Женѣ казалось, что она идетъ очень быстро, на дѣлѣ-же она еле тащилась, часто присаживаясь. Продолжительная голодовка и событiя послѣднихъ дней сломили ея силы. Все мерещилась мертвая голова молодой дѣвушки, ея маленькiя руки и ноги и все преслѣдовалъ душный, прѣсный запахъ мертваго тѣла. Женя садилась отдохнуть. Раза два она даже ложилась на землю и пыталась заснуть, но голодъ съѣлъ сонъ, заснуть не могла. Голова была полна думъ, соображенiй и плановъ.
Когда она выскочила отъ тетки, она бѣжала «куда глаза глядятъ». Но теперь въ ночной тишинѣ въ безлюдiи степи она начала думать, что-же все таки ей дѣлать?

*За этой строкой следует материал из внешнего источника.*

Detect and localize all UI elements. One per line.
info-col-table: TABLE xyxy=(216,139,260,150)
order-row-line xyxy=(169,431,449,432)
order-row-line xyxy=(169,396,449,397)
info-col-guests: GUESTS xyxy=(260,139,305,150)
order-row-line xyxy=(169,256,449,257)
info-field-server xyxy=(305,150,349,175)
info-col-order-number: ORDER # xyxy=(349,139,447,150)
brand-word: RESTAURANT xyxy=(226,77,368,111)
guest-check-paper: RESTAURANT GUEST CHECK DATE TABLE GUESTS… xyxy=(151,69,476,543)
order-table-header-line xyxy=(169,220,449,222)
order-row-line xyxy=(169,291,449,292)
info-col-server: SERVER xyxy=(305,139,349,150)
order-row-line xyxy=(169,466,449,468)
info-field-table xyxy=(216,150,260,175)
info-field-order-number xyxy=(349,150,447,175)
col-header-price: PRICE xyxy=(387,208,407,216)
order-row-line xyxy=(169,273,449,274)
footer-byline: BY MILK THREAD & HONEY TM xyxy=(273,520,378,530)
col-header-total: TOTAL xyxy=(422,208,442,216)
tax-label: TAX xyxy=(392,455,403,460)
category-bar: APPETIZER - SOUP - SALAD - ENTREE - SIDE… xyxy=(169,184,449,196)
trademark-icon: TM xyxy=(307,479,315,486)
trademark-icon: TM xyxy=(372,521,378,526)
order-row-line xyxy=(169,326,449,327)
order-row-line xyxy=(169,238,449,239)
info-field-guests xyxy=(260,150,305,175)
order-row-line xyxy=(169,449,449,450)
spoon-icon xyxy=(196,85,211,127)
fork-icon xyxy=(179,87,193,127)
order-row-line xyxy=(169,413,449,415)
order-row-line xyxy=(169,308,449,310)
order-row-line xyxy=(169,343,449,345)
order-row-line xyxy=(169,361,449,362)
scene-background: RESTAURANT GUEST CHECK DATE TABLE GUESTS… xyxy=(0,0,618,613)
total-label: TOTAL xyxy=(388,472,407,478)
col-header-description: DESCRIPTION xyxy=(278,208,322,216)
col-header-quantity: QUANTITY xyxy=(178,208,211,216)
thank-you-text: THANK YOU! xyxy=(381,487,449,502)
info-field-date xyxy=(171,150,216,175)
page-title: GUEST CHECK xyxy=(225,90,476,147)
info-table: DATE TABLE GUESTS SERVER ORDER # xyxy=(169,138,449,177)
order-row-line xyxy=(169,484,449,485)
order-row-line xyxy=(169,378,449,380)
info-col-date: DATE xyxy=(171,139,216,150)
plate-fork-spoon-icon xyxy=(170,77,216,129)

Вернуться въ Ленинградъ?.. Нѣтъ это не то… Въ Петербургъ она вернулась-бы… Въ Ленинградъ?.. Тамъ тоже — разсказывали ей на службѣ, - иногда на рынкѣ китайцы продавали блѣдно-розовое мясо, будто телятину — и люди говорили, что это мясо казненныхъ… Называли его въ Ленинградѣ — «китайскимъ»…
Онѣ жили съ Шурой, благодаря посылкамъ изъ заграницы, изъ Парижа, отъ какой-то неизвѣстной имъ, таинственной «мадемуазелль Соланжъ»… Женя все это время была твердо убѣждена, что эта мадемуазелль Соланжъ — ея Геннадiй.